We were suddenly aroused by the rumbling of thunder below us. A storm was rolling rapidly up the southeast slope of the mountain. The atmosphere seemed to be boiling over the heated plain below. Higher and higher came the clouds, rolling and seething among the grim crags along the chasm; and soon we were caught in its embrace. The thermometer dropped at once below freezing-point, and the dense mists, driven against us by the hurricane, formed icicles on our blistered faces, and froze the ink in our fountain-pens. Our summer clothing was wholly inadequate for such an unexpected experience; we were chilled to the bone. To have remained where we were would have been jeopardizing our health, if not our lives. Although we could scarcely see far enough ahead to follow back on the track by which we had ascended, yet we were obliged to attempt it at once, for the storm around us was increasing every moment; we could even feel the charges of electricity whenever we touched the iron points of our alpenstocks.
Carefully peering through the clouds, we managed to follow the trail we had made along the gradually sloping summit, to the head of the great chasm, which now appeared more terrible than ever. We here saw that it would be extremely perilous, if not actually impossible, to attempt a descent on the rocks along its treacherous edge in such a hurricane. The only alternative was to [pg 81]take the precipitous snow-covered slope. Planting our ice-hooks deep in the snow behind us, we started. At first the strong head wind, which on the top almost took us off our feet, somewhat checked our downward career, but it was not long before we attained a velocity that made our hair stand on end. It was a thrilling experience; we seemed to be sailing through the air itself, for the clouds obscured the slope even twenty feet below. Finally we emerged beneath them into the glare of the afternoon sunlight; but on we dashed for 6000 feet, leaning heavily on the trailing-stocks, which threw up an icy spray in our wake. We never once stopped until we reached the bottom of the dome, at our last night’s camp among the rocks.
In less than an hour we had dashed down, through a distance which it had taken us nine and a half hours to ascend. The camp was reached at 4 P. M., just twelve hours from the time we left it. Gathering up the remaining baggage, we hurried away to continue the descent. We must make desperate efforts to reach the Kurdish encampment by nightfall; for during the last twenty-seven hours we had had nothing to drink but half a pint of tea, and our thirst by this time became almost intolerable.
The large snow-bed down which we had been sliding now began to show signs of treachery. The snow, at this low altitude, had melted out from below, to supply the subterranean streams, leaving only a thin crust at the surface. It was not long before one of our party fell into one of these pitfalls up to his shoulders, and floundered about for some time before he could extricate himself from his unexpected snow-bath.

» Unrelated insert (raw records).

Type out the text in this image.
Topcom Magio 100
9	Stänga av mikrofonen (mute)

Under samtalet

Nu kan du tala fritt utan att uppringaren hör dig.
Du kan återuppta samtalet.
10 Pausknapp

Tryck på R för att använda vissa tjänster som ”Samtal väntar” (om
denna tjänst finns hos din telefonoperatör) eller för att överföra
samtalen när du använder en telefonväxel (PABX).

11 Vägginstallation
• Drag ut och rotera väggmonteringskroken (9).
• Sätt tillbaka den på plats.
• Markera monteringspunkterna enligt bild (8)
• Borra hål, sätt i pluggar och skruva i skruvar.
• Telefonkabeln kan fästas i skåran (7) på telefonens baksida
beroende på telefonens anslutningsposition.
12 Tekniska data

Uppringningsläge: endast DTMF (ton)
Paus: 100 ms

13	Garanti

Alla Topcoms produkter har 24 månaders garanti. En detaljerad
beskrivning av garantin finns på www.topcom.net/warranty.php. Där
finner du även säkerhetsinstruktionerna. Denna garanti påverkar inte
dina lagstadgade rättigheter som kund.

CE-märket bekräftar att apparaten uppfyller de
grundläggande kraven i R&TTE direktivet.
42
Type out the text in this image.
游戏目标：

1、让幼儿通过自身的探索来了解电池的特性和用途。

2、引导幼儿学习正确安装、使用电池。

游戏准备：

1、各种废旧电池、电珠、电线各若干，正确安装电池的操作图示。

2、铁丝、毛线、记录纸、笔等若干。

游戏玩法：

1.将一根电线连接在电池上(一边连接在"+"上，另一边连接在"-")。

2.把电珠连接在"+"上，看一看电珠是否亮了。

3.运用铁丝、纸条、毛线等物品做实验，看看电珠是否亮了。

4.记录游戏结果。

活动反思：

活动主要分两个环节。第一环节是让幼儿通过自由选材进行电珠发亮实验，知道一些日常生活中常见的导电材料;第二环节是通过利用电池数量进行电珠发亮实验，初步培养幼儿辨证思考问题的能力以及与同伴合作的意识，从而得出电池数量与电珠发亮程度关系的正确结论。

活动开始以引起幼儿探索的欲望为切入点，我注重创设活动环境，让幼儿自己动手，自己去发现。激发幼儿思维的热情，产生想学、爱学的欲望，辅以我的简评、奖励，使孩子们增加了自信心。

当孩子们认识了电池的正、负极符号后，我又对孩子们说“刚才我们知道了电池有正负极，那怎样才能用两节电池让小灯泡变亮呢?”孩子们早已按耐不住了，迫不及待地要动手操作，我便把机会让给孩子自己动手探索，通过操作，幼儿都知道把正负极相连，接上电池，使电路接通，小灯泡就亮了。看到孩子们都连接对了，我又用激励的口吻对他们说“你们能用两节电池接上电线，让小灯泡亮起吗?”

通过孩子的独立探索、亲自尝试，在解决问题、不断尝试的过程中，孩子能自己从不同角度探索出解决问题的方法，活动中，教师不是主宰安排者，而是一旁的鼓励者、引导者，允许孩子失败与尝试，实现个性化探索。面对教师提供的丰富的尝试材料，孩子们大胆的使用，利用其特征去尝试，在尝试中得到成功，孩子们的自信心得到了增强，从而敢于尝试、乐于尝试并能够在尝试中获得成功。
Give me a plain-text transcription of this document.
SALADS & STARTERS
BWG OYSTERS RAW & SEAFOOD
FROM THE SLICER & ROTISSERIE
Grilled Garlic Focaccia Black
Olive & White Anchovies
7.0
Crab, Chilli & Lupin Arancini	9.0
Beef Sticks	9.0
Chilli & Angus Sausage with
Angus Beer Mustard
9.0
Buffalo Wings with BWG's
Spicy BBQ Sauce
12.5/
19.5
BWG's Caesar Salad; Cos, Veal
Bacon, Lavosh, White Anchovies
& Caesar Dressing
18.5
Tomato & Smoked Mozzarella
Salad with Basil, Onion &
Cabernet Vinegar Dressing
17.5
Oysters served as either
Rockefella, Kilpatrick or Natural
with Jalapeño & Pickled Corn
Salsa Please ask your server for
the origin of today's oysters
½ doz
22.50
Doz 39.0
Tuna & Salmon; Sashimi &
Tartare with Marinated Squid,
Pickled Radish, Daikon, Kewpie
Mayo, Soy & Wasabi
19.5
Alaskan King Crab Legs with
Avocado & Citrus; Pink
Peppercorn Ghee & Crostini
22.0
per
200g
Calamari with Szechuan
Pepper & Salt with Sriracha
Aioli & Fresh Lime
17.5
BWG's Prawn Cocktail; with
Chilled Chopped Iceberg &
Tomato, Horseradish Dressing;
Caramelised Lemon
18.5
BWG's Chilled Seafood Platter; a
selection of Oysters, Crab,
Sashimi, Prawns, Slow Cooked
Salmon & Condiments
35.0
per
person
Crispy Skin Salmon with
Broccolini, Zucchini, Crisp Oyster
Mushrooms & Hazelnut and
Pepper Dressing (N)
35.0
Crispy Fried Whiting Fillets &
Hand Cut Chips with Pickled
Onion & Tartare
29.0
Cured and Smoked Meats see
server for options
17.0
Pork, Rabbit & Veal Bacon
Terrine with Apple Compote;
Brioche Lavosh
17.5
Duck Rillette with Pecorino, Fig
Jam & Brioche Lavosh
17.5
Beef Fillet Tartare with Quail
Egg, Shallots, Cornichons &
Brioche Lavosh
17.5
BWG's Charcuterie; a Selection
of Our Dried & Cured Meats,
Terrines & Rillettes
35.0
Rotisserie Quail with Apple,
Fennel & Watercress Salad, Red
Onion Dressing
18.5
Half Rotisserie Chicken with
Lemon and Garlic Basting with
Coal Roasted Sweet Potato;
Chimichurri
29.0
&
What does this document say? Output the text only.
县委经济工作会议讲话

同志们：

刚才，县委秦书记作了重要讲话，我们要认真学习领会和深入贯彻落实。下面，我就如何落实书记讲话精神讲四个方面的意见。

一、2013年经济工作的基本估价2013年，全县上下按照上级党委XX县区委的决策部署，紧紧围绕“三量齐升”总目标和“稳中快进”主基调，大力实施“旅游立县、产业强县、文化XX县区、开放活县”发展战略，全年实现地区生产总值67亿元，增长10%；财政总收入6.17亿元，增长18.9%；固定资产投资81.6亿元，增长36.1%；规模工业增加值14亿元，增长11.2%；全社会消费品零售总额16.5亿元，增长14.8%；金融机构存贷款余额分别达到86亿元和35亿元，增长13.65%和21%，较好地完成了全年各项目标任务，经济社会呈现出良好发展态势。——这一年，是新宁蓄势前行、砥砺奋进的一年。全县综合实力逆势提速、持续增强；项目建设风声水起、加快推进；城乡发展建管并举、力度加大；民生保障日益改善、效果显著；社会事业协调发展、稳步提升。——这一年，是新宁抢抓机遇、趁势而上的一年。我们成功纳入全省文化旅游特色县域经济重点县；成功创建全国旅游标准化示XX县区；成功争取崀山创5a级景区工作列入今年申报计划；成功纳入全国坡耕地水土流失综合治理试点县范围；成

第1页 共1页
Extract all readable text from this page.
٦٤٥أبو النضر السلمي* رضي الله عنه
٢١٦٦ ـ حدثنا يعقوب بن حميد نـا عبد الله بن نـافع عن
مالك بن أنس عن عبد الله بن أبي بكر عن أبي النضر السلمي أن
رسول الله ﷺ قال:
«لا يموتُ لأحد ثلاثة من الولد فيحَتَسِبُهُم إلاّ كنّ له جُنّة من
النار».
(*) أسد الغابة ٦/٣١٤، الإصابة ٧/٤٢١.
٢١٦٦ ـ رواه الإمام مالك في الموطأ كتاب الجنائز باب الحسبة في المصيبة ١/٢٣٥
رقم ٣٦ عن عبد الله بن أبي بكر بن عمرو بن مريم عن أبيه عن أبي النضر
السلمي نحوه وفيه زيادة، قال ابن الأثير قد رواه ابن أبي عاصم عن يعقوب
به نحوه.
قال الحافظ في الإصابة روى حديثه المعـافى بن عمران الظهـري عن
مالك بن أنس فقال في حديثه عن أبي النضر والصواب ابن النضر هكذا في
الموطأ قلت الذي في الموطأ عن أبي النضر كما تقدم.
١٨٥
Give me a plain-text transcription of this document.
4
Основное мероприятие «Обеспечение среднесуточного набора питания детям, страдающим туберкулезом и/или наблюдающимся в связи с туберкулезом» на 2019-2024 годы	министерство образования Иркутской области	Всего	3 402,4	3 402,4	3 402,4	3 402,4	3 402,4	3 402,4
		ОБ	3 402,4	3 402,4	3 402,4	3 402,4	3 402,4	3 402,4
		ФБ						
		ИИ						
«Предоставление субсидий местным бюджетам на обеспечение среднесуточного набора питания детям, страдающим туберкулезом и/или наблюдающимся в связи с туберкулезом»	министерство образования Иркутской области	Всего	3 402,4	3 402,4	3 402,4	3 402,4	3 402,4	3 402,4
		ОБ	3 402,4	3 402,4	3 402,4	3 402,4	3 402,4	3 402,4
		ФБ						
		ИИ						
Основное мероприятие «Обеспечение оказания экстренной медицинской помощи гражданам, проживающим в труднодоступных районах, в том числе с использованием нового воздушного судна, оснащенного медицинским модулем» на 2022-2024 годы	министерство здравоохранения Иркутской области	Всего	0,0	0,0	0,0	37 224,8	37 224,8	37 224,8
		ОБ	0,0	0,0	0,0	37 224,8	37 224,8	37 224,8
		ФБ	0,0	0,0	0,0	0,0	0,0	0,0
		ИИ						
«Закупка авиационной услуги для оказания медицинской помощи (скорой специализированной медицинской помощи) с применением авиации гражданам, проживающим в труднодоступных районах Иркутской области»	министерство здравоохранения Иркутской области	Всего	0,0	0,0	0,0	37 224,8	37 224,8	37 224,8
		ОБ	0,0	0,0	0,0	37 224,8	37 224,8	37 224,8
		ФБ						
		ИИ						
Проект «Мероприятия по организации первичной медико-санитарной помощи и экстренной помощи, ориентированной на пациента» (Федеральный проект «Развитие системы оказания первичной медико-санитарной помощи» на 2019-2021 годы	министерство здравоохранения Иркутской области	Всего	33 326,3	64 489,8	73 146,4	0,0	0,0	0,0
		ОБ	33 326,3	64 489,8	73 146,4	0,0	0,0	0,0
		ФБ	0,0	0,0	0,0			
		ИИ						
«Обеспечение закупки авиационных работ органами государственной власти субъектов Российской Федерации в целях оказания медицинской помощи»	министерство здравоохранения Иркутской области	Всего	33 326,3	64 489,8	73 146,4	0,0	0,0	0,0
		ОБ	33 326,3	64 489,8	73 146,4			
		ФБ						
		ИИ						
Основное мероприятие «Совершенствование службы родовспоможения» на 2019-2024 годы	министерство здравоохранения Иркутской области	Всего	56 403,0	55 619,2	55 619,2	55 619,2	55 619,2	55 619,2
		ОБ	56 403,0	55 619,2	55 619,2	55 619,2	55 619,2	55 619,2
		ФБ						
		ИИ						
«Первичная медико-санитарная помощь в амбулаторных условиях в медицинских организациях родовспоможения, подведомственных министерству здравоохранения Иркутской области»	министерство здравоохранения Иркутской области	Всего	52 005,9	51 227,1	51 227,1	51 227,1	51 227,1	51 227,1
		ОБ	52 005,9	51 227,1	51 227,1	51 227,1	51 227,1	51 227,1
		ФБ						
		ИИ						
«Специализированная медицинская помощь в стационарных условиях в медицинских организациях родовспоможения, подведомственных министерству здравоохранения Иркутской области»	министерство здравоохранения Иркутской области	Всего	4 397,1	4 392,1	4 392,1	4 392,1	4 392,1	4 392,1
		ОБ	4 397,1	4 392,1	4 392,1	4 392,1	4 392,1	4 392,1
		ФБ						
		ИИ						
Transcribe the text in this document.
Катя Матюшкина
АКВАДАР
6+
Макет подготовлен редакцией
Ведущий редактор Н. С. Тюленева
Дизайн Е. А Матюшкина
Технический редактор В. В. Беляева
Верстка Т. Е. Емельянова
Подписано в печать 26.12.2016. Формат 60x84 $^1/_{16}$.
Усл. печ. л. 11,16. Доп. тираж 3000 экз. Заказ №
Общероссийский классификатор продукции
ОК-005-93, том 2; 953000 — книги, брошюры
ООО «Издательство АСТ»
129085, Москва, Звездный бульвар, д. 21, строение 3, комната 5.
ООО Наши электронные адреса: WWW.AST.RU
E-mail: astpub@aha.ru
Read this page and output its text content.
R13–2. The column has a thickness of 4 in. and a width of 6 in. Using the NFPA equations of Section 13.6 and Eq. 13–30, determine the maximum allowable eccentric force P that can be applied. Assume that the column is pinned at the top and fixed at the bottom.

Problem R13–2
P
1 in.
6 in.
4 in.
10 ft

Over the rocks and boulders the descent was much slower and more tedious. For two hours we were thus busily engaged, when all at once a shout rang out in the [pg 82]clear evening air. Looking up we saw, sure enough, our two zaptiehs and muleteer on the very spot where we had left them the evening before. Even the two donkeys were on hand to give us a welcoming bray. They had come up from the encampment early in the morning, and had been scanning the mountain all day long to get some clue to our whereabouts. They reported that they had seen us at one time during the morning, and had then lost sight of us among the clouds. This solicitude on their part was no doubt prompted by the fact that they were to be held by the mutessarif of Bayazid as personally responsible for our safe return, and perhaps, too, by the hope that they might thus retrieve the good graces they had lost the day before, and thereby increase the amount of the forthcoming baksheesh. Nothing, now, was too heavy for the donkeys, and even the zaptiehs themselves condescended to relieve us of our alpenstocks.
That night we sat again around the Kurdish camp-fire, surrounded by the same group of curious faces. It was interesting and even amusing to watch the bewildered astonishment that overspread their countenances as we related our experiences along the slope, and then upon the very top, of Ak-Dagh. They listened throughout with profound attention, then looked at one another in silence, and gravely shook their heads. They could not believe it. It was impossible. Old Ararat stood above us grim and terrible beneath the twinkling stars. To them it was, as it always will be, the same mysterious, untrodden height—the palace of the jinn.